Dunne is lying second on the ‘European’ points table on the back of his brilliant British Masters success and then sharing seventh on Sunday at the Alfred Dunhill Links.
And Dunne has headed to this week’s revitalised $US 7m Italian Open on a Monza GC course located adjacent to the famed F1 circuit looking for a second chequred flag in three weeks.
The other Paul, Paul Casey and a former Irish Open winner, is under even more pressure to rejoin the European Tour with Bjorn insisting only a ‘fool’ would not want Casey in a European Team.
Casey is currently ranked No.14 in the world and would qualify at this stage IF the Phoenix-based Brit was a member of the European Tour.
Casey, however, has not been a member of the European Tour since the start of the 2014 and instead in now concentrating solely on the PGA Tour where, over the past two seasons, he has become one of the more consistent competitors, finishing 15th on the FedEx Cup standing in 2015, fifth in 2016 and 11th in the recently-concluded season after leading going into the final round of the Tour Championship in Atlanta.
In the process, Casey has earned some $US3.9m each of those three seasons to amass some $US12m in prize-money.
And the question of ‘will he’ or ‘won’t he’ join the European Tour has been a touchy subject with Casey and one that those journalists who know Casey well have sought to avoid.
“Paul has made some very clear decisions in his life about wanting to live in America and liking life there, and he is very happy with his family and everybody has to take a step back and understand that he makes decisions from a family point of view and any man can understand that,” said Bjorn.
“I have had those conversations with him and we have had some really good open dialogue about where I see things and how he sees things, then it’s for him to make a decision and he’ll do that in due course.
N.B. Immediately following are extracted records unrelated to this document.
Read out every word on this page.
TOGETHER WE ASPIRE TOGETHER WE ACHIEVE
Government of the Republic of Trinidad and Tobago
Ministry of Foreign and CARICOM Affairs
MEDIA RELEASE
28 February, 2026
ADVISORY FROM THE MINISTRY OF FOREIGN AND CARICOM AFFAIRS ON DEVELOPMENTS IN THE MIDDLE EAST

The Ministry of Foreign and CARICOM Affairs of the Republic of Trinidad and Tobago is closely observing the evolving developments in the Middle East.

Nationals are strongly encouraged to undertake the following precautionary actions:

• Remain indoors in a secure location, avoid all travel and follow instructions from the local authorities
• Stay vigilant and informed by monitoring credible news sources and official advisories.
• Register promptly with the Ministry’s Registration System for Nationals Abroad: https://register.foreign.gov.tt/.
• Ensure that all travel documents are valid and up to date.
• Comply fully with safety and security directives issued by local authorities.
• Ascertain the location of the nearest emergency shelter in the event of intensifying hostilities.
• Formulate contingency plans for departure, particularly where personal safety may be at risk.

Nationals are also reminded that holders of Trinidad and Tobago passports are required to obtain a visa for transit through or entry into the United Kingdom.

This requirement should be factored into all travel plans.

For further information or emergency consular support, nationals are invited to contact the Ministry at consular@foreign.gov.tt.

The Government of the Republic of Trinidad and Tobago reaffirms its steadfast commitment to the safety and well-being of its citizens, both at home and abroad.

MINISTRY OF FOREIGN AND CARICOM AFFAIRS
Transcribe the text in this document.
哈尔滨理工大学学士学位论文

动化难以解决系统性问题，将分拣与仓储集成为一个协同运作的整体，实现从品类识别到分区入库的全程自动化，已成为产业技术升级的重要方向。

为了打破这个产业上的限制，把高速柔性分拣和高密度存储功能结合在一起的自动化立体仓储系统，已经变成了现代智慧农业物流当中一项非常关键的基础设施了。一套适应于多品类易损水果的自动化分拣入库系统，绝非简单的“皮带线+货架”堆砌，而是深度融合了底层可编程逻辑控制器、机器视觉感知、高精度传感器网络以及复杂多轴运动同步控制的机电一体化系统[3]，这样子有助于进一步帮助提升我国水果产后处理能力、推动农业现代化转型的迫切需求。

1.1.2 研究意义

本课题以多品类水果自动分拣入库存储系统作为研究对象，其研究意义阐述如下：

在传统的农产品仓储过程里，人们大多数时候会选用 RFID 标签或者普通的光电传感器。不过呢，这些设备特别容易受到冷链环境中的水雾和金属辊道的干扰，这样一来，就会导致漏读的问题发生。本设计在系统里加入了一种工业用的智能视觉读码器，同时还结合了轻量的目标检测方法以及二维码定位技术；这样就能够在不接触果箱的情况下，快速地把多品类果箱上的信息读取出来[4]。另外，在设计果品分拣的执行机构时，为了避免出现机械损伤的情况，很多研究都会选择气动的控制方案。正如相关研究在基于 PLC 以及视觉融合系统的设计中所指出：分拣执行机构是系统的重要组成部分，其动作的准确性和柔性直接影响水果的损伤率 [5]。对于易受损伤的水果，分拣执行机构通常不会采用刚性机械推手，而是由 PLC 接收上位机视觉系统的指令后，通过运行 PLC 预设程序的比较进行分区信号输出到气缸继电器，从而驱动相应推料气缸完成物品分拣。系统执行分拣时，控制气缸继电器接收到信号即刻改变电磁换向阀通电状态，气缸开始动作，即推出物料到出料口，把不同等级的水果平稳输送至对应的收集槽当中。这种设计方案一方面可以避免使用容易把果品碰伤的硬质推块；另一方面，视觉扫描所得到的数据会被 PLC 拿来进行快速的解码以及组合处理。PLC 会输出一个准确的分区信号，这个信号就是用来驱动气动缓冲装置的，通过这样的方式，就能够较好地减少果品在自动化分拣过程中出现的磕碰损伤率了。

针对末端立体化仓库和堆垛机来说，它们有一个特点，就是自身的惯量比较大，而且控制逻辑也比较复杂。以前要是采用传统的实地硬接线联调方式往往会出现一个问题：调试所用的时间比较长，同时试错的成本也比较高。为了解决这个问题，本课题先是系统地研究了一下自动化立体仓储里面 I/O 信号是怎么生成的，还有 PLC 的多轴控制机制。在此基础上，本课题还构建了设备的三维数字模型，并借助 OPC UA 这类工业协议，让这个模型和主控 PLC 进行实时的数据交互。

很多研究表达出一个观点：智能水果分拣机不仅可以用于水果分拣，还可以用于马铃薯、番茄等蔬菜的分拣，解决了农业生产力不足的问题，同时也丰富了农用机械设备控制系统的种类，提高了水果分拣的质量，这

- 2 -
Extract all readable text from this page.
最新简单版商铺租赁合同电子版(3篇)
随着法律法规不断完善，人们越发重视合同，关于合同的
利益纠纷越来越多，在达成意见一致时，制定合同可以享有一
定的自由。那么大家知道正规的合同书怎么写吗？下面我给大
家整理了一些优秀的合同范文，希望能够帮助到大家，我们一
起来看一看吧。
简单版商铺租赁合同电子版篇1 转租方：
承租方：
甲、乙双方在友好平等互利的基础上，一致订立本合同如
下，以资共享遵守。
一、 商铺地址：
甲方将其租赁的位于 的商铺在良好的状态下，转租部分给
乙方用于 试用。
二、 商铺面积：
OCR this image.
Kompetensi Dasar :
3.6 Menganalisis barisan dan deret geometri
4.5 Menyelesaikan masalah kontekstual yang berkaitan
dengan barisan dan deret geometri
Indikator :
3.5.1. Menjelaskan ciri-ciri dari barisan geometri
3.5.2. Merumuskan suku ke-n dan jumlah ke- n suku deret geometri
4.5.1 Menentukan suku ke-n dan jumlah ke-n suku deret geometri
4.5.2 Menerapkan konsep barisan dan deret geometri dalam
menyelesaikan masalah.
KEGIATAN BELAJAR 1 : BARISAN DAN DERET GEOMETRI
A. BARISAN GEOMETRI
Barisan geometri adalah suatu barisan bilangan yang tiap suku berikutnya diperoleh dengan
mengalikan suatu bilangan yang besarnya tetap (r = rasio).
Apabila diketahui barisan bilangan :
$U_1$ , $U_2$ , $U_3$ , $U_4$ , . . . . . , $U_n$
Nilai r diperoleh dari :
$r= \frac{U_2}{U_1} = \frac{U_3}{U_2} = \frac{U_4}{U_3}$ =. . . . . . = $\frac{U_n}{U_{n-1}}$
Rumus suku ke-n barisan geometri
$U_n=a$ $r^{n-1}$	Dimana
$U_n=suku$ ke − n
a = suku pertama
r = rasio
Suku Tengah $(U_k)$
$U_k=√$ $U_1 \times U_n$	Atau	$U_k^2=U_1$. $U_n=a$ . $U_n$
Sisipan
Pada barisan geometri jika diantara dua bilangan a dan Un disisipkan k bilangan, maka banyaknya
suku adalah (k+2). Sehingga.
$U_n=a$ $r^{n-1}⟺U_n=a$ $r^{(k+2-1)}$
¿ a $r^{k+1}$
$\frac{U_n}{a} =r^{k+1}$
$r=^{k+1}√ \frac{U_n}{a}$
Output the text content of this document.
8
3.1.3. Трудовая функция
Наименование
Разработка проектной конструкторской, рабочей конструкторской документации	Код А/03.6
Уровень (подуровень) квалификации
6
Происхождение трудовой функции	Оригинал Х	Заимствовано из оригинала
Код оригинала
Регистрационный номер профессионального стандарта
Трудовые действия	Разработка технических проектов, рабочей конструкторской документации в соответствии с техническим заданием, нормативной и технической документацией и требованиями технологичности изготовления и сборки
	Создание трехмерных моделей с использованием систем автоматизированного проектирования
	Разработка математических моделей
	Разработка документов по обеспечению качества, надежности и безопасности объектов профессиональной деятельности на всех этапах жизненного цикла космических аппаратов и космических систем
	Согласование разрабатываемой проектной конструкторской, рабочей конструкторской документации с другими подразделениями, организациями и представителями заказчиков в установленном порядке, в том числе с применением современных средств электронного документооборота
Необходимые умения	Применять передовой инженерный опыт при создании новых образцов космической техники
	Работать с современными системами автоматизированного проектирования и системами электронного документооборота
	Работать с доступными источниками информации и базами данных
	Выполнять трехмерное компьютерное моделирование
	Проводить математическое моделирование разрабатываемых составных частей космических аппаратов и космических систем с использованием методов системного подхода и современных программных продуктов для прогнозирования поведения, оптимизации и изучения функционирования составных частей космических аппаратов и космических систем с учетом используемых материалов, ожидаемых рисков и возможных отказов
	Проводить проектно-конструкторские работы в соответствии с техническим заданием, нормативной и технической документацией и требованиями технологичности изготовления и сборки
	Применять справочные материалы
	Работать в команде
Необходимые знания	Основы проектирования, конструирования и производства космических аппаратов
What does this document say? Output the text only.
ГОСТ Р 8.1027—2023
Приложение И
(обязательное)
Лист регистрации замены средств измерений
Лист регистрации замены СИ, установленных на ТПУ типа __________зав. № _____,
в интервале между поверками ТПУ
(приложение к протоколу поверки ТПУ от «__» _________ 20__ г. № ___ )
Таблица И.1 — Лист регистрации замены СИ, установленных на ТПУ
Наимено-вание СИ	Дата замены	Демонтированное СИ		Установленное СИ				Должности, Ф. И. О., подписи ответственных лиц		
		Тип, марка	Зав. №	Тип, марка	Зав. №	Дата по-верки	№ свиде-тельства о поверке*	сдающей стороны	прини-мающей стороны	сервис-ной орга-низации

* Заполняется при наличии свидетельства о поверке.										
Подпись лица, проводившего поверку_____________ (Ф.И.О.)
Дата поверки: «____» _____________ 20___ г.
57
So, that’s up to him, but as a player he is among the 12 best Europeans at the moment and there is no doubt about that.”
“He has played some fantastic golf this year, and especially in the FedEx Cup finals in the end and got very close. A player like that, you’d be a fool if you didn’t want him in your team when he’s playing the way he is at the moment.”
Casey, 40 has played in three European Ryder Cup teams, being in the winning 2004 and 2006 sides and among the team that lost in 2008 at Valhalla.
In fact, in the 2006 Ryder Cup at the K Club in Ireland Casey produced an ace for he and David Howell to humble Stewart Cink and Zach Johnson in the Saturday afternoon Fourballs.
To be eligible to qualify for the European Team Casey would need to rejoin the Tour and also contest a minimum number of events and that is something that, at present and now with two young children, he seems not prepared to undertake.